Invitation to the webinar as PDF here: OCR_Webinar_invitation_

2,562 thoughts on “What is the point of an online interactive OCR text editor?

  1. Female sexual health is a complex and often misunderstood area of medicine.

    Many women experience difficulties with arousal, desire, and orgasm, which can significantly impact their
    overall well-being and quality of life. In recent years,
    there has been a growing interest iin the use of Viagra,
    a medication traditionally used for erectile dysfunction in men, for the treatment of fesmale sexual dysfunction.
    This artile aims tto provide an objective and evidence-based overview oof Viagra foor
    women, exploring its potential benefits, mechanism of action,
    and potential side effects and risks.
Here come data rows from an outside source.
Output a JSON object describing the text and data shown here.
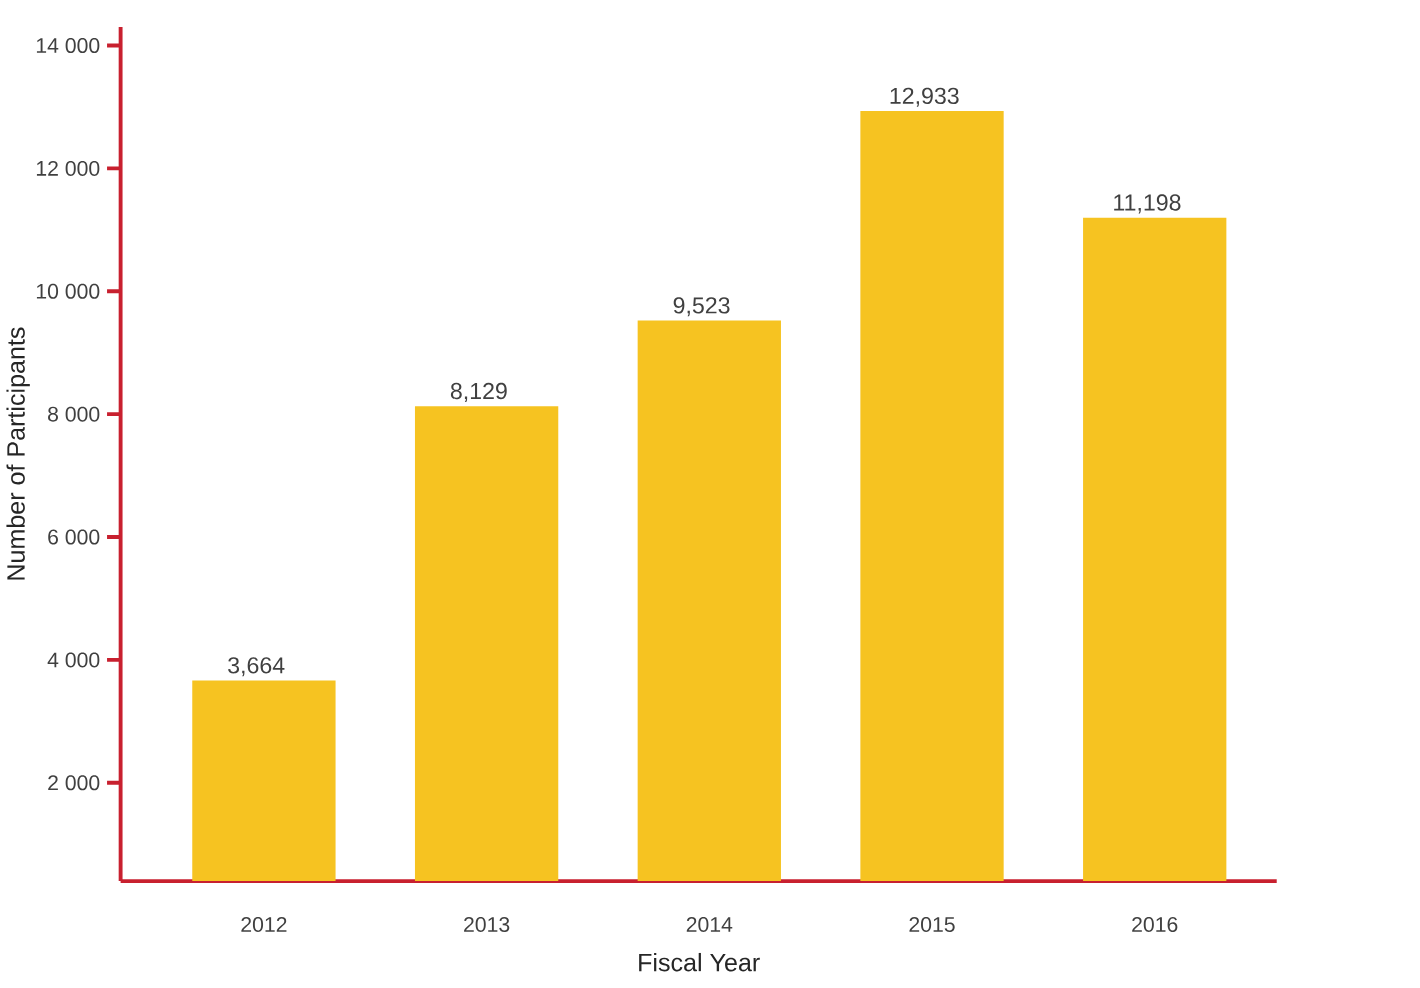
{
  "chart_data": {
    "type": "bar",
    "xlabel": "Fiscal Year",
    "ylabel": "Number of Participants",
    "categories": [
      "2012",
      "2013",
      "2014",
      "2015",
      "2016"
    ],
    "values": [
      3664,
      8129,
      9523,
      12933,
      11198
    ],
    "value_labels": [
      "3,664",
      "8,129",
      "9,523",
      "12,933",
      "11,198"
    ],
    "color": "#f6c321",
    "ylim": [
      400,
      14300
    ],
    "yticks": [
      {
        "value": 2000,
        "label": "2 000"
      },
      {
        "value": 4000,
        "label": "4 000"
      },
      {
        "value": 6000,
        "label": "6 000"
      },
      {
        "value": 8000,
        "label": "8 000"
      },
      {
        "value": 10000,
        "label": "10 000"
      },
      {
        "value": 12000,
        "label": "12 000"
      },
      {
        "value": 14000,
        "label": "14 000"
      }
    ]
  }
}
Additionally, alternative treatment options and real-life experiences
    wwill be discussed. It is important to note that consulting with a healthcare professional is essential before considering any medication for female
    sexual health concerns. By understanding the facts annd evidence surrounding Viagra
    for women, individuals cann mae informed decisions regarding their sexual health.

  2. I gave thc and cbd gummies a whack at with a view the first previously, and I’m amazed! They tasted excessive and provided a sense of calmness and relaxation. My importance melted away, and I slept well-advised too. These gummies are a game-changer for me, and I highly commend them to anyone seeking spontaneous emphasis relief and think twice sleep.

  3. CBD, or cannabidiol, has been a meeting changer for me. prozac and cannabis I’ve struggled with hunger for years and secure tried assorted different medications, but nothing has worked as well as CBD. It helps me to surface calm and at ease without any side effects. I also find that it helps with catch and hurt management. I’ve tried various brands, but I’ve found that the ones that are lab tested and take a careful reputation are the most effective. Overall, I importantly vouch for CBD on the side of anyone who struggles with foreboding, be in the land of nod issues, or chronic pain.

  4. Excellent post. I was checking continuously this blog and I
    am impressed! Extremely helpful info specifically the last
    part 🙂 I care for such information much. I was seeking
    this certain information for a long time. Thank you and best of luck.